To put it frankly, journalists don’t care about you or your company. The fact that you exist, in most cases, is not inherently newsworthy. What journalists are looking for is what you give clients. They want insight. They want it new and they want it coming from a background of expertise. If you’re not thinking about those criteria you’ll end up very disappointed.

2. Is it on brand?

By this I don’t mean that the press release is designed in your company colours and you’re using the correct logo for the format. What I mean is, does the content speak to your brand, your messaging, values and your vision? You also need to think about your audiences. Who are you trying to build awareness with and what are the key challenges and trends that you can provide solutions or data for? If you’re an innovation research agency, don’t waste time trying to secure coverage by doing political polling just because there’s an election on. Do a study that your target audience will find useful instead.

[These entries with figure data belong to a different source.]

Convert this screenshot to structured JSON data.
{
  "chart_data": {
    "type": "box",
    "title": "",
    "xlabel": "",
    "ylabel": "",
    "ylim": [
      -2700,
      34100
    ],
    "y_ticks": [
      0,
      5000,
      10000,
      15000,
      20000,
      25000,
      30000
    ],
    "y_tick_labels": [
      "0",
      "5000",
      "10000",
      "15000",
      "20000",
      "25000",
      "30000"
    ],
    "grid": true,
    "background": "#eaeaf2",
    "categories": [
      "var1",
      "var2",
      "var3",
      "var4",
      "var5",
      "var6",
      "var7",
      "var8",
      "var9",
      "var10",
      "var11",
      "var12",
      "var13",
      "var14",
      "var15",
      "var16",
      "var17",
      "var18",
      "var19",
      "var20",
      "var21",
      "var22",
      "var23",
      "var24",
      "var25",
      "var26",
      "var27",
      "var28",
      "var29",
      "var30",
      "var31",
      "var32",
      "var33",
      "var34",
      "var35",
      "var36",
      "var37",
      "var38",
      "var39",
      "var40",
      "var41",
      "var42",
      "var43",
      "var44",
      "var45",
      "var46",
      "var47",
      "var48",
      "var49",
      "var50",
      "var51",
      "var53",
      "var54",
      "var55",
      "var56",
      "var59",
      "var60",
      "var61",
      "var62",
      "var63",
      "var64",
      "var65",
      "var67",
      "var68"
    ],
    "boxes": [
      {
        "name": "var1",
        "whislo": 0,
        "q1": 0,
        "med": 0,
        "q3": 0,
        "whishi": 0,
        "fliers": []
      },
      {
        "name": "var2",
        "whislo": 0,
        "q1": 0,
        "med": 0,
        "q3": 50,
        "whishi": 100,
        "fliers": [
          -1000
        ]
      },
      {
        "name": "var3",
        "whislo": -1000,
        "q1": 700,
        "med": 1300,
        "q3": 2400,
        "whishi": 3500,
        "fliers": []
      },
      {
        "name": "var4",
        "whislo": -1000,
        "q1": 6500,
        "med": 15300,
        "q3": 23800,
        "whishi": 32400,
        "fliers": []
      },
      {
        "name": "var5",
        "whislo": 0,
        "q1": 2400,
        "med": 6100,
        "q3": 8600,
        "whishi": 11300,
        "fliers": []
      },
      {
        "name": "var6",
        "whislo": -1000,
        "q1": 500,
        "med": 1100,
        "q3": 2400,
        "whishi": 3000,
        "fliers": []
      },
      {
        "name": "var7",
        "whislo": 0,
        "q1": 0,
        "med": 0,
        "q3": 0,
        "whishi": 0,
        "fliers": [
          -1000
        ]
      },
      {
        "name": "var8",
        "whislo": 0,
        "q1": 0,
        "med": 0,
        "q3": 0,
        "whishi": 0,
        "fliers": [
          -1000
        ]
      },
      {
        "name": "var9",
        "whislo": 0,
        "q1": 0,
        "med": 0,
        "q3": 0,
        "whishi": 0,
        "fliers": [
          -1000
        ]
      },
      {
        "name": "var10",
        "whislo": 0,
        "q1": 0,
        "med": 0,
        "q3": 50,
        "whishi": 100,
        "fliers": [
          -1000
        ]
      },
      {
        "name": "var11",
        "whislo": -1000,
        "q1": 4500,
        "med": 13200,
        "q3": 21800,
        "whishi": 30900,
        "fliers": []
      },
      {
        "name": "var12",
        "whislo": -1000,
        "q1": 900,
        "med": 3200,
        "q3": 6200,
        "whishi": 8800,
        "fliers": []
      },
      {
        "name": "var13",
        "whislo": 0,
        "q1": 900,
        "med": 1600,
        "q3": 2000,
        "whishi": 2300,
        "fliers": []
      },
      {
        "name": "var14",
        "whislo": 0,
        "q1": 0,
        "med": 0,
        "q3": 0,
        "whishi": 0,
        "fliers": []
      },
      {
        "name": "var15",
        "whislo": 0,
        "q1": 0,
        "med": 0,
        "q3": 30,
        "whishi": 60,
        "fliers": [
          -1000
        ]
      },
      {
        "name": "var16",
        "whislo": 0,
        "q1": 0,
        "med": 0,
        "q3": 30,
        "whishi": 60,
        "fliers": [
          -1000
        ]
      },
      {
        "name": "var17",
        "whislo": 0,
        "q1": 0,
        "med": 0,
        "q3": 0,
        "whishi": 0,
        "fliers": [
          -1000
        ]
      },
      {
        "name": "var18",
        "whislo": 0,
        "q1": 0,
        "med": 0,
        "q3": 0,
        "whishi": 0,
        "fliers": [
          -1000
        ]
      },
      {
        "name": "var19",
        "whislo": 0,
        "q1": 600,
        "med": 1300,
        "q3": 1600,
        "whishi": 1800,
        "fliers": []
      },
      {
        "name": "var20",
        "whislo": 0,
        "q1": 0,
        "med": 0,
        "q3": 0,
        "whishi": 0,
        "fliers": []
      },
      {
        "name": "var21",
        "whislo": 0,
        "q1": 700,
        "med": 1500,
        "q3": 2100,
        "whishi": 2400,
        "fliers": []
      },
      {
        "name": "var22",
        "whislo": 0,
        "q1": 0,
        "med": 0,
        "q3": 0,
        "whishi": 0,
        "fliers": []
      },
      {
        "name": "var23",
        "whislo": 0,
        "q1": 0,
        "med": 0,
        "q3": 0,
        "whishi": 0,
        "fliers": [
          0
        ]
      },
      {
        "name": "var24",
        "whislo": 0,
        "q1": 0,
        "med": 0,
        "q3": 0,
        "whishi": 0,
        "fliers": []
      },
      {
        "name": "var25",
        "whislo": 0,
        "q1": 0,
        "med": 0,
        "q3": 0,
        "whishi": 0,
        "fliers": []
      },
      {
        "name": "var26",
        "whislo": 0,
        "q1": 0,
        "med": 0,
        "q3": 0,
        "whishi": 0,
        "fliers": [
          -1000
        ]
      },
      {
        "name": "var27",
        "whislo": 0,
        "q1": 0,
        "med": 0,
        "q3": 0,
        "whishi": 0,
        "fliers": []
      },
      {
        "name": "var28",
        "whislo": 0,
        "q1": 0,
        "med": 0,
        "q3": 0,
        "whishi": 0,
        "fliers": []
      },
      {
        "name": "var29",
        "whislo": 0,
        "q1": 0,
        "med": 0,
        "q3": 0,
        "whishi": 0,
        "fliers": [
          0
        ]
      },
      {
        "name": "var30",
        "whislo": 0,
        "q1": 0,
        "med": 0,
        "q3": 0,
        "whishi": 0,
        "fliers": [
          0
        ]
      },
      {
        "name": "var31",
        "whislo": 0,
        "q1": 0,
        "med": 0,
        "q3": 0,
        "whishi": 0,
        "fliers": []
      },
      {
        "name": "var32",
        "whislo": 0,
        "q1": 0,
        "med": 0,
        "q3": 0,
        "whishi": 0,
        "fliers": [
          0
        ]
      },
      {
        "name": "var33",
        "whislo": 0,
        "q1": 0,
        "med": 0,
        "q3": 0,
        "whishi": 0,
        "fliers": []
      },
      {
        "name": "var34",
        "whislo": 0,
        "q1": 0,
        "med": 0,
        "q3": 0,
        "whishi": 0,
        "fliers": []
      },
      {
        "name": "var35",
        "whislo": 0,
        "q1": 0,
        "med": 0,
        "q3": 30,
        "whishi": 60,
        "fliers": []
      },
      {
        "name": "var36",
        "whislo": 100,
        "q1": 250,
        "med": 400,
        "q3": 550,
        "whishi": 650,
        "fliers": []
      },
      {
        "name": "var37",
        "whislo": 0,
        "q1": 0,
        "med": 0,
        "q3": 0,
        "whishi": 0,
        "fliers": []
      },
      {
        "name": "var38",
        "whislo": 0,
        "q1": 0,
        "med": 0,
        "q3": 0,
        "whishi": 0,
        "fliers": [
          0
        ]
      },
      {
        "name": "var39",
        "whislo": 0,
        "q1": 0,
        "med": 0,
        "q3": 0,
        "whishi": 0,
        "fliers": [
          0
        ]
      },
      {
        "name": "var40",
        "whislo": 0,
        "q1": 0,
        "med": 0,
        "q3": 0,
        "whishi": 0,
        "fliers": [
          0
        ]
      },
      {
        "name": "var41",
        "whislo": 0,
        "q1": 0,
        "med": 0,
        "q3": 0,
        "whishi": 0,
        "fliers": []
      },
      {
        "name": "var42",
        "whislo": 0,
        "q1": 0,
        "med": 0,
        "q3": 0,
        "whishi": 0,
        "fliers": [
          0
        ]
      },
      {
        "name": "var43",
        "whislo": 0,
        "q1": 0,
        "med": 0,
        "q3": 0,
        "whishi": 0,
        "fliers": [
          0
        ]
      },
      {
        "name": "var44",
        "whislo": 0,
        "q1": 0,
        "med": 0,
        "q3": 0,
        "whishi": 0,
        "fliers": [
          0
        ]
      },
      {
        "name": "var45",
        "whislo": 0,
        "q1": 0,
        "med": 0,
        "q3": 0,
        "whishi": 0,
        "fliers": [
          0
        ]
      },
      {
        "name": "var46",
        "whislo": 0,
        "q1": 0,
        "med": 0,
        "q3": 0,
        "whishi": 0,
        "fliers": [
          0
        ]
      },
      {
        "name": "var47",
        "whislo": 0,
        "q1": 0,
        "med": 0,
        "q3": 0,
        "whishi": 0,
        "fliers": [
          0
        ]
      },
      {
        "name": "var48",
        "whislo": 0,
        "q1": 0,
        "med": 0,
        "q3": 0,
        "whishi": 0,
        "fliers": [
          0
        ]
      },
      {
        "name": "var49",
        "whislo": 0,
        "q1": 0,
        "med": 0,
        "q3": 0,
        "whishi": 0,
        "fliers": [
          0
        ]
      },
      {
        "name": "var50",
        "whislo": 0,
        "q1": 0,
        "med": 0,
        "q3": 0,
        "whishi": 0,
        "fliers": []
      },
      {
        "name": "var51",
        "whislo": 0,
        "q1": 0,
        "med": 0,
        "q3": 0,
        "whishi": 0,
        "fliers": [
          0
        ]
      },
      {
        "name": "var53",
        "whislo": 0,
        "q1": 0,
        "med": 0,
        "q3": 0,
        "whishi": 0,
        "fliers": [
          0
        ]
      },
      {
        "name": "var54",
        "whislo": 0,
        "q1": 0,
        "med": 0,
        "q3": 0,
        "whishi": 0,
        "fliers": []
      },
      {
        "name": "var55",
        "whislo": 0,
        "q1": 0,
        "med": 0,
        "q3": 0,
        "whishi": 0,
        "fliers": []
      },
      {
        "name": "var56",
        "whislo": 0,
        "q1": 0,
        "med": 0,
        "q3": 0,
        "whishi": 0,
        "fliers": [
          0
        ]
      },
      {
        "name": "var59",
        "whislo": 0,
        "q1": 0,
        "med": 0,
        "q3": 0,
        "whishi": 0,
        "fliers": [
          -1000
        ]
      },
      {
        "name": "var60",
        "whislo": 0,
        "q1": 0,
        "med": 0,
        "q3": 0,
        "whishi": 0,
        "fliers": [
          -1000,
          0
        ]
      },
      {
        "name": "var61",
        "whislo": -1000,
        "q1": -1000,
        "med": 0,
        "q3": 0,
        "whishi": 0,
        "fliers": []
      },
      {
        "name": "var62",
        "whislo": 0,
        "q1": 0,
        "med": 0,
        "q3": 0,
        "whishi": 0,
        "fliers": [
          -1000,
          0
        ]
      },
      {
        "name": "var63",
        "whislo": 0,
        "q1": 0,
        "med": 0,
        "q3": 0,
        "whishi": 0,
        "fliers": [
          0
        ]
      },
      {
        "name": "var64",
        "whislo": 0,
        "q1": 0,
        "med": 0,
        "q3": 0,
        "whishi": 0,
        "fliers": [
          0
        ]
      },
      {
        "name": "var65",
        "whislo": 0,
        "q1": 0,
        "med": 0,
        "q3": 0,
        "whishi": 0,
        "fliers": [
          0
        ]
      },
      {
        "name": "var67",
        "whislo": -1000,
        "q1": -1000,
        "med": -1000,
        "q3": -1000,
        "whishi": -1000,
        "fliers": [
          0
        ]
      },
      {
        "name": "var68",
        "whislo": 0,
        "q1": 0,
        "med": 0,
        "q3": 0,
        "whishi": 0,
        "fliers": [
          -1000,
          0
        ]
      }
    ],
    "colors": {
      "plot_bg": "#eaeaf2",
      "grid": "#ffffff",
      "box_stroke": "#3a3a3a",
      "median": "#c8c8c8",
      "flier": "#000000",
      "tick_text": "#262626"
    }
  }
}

One of the biggest issues we face is often to have a client with a self-funded-research study ‘ready to go’. The project is completed, the analysis done, the PPT created. Time and money have been invested. The challenging aspect of this is that they typically didn’t do enough desk research before they started. It’s imperative you understand what’s out there and being published before think of your topic, frame your hypotheses, develop your questions or conduct your study. For example, there’s no point doing a report on consumer perceptions of brand innovations, when those studies are a dime a dozen and being conducted by huge research organisations with much better brand awareness than you.

3. Don’t make everything about Coronavirus!

When you’re in the midst of a global pandemic, it’s easy to read both the mainstream news and business press and think you have to make it about CORVID-19 in some way. That is very is wrong. If you can create valuable content around the crisis and it’s on brand, then go for it. But pivoting everything toward the crisis will make it look like you’re trying to capitalise on it. If you follow any journalists on twitter, you might have seen that they treat such press releases as jokes, and you’ll find it very hard to get them to engage with the content.

4. A killer press release

The biggest piece of advice I can give you about press releases is not to treat them as sales collateral. Journalists hate promotion. Although no one is naïve enough to think that research companies are providing the press with data from the goodness of their heart, journalists will always avoid promoting a business with their story. That means if they get a salesy press release they’ll turn off immediately. What you need to do is make sure your release is fact and data-led; keep your opinion to a quote at the bottom of the release. Then all you need is a killer title and to make sure you keep all the important content in that first paragraph.

Journalists are very busy people. Newsrooms have become much smaller over the last 10 to 15 years, and all journalists are flooded with press releases every day . What’s more, due to the impact of coronavirus, physical newsrooms have become virtual newsrooms and journalists are experiencing added pressures of working from home. What they want and need now more than ever is easily digestible, new, and expert insights. But if you send them poor, boring and hackneyed content, then you are doing far more harm than good: if you make a bad name for yourself with publications, it can then take years of professional hard work to get past that. So, if you’re going to do it, do it well. If you can’t do it well, get professional advice.